Nicaragua: Since 2018, Ortega’s regime and supporters have attacked the Catholic Church more than 740 times

Since 2018, the regime of Nicaraguan President Daniel Ortega, his wife Rosario Murillo and their supporters have attacked the Catholic Church and its members more than 740 times, according to estimates by local lawyer and researcher (currently in the US) Martha Patricia Molina.

She said authorities in Managua have expelled 176 Catholic clergy from the Central American country over the past five years, from December 20 to the end of last year. 15 clergy and 2 seminarians were arrested there.

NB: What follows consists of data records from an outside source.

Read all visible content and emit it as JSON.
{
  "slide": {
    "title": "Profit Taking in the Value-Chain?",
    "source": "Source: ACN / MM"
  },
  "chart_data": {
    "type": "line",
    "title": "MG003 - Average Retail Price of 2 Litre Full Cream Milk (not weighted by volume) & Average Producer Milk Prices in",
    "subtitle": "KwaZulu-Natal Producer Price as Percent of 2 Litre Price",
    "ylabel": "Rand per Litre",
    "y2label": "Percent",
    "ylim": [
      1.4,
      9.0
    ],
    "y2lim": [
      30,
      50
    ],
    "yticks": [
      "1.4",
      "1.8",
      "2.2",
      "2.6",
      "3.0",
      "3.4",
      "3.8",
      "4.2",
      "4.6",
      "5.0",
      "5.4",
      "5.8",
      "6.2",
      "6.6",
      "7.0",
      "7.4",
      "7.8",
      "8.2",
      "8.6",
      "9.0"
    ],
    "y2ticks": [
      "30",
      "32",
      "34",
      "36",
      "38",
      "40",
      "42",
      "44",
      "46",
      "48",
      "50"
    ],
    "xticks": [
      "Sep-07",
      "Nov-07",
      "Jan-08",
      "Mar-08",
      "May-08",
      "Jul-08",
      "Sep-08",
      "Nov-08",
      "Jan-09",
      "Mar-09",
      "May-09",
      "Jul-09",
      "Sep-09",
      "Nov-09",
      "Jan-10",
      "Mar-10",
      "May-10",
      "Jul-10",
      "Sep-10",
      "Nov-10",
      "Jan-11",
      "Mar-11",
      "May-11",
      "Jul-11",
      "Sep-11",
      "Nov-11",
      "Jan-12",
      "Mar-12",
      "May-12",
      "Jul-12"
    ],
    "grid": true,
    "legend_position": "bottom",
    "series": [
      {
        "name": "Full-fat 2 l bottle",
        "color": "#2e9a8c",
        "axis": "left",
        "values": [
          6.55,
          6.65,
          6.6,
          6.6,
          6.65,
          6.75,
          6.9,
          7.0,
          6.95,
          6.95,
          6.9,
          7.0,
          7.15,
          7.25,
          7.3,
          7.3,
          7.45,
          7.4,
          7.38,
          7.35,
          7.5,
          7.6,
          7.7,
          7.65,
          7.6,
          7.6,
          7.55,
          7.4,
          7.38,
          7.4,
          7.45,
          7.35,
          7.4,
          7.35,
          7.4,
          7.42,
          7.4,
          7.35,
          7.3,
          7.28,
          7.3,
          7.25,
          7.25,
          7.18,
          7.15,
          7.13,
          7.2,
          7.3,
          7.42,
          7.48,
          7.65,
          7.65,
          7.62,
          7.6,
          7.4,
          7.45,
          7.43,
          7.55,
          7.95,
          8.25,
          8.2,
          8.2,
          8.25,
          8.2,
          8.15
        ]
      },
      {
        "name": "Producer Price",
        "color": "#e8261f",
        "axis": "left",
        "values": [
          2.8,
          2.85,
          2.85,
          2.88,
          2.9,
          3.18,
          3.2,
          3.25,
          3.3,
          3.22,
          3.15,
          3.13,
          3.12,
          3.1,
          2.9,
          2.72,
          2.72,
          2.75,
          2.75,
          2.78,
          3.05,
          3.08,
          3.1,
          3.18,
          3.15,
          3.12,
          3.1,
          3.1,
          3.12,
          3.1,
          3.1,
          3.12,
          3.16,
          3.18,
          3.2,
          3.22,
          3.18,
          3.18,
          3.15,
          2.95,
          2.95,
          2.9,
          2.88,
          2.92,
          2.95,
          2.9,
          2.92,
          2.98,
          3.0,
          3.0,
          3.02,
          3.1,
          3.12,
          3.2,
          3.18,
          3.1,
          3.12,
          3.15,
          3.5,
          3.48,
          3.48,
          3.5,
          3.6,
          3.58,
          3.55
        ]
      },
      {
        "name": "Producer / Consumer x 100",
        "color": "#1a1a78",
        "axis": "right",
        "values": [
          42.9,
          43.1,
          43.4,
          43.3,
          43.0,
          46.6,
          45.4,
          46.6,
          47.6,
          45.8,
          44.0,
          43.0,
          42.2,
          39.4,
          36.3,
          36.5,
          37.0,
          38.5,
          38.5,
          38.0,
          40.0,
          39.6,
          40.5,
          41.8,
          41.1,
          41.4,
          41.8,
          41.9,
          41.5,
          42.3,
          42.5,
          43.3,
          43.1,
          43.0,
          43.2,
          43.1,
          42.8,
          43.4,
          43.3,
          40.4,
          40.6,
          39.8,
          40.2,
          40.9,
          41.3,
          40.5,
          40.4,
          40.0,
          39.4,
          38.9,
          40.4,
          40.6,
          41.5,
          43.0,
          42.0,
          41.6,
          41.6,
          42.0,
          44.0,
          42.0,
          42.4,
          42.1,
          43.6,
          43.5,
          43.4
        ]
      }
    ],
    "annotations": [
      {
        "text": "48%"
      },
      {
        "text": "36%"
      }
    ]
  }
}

One of them is the Bishop of Siuna, Isidoro del Carmen Mora Ortega.

They were all imprisoned, mainly for their prayers for the Bishop of Matagalpa, Rolando José Álvarez, who was sentenced to 26 years in prison in February 2023. The regime banned such prayers for this hierarch, who was convicted of alleged betrayal of the homeland, planning a conspiracy, spreading false information and obstruction of justice.

Meanwhile, as Nicaragua prison authorities revealed on January 3, Bishop Álvarez is feeling well and under constant medical care. They also presented photos of the medical tests he had undergone in recent days.

Persecution of the Church

The church has been subject to various forms of repression since 2018, when social protests against Ortega’s dictatorial rule broke out in Nicaragua. In the years that followed, he began to liquidate church organizations: from welfare organizations to schools and media.

In a video message broadcast on December 30 last year, Auxiliary Bishop of Managua José Báez, who had to leave the country in 2019 due to threats against him, stated that in Nicaragua there is “unrelenting and constant hatred of the Church” from the regime. “The tyrants realize that the Nicaraguan people love their Church and its pastors, and therefore they reject the existence of a people aware of and mobilized by the Christian faith, because it is a critical and free people, the subject of its own history.” The bishop also called on the Catholic Church around the world to “fix our eyes on Nicaragua. Do not leave us alone, pray for our oppressed nation and raise a prophetic voice in favor of this persecuted Church.”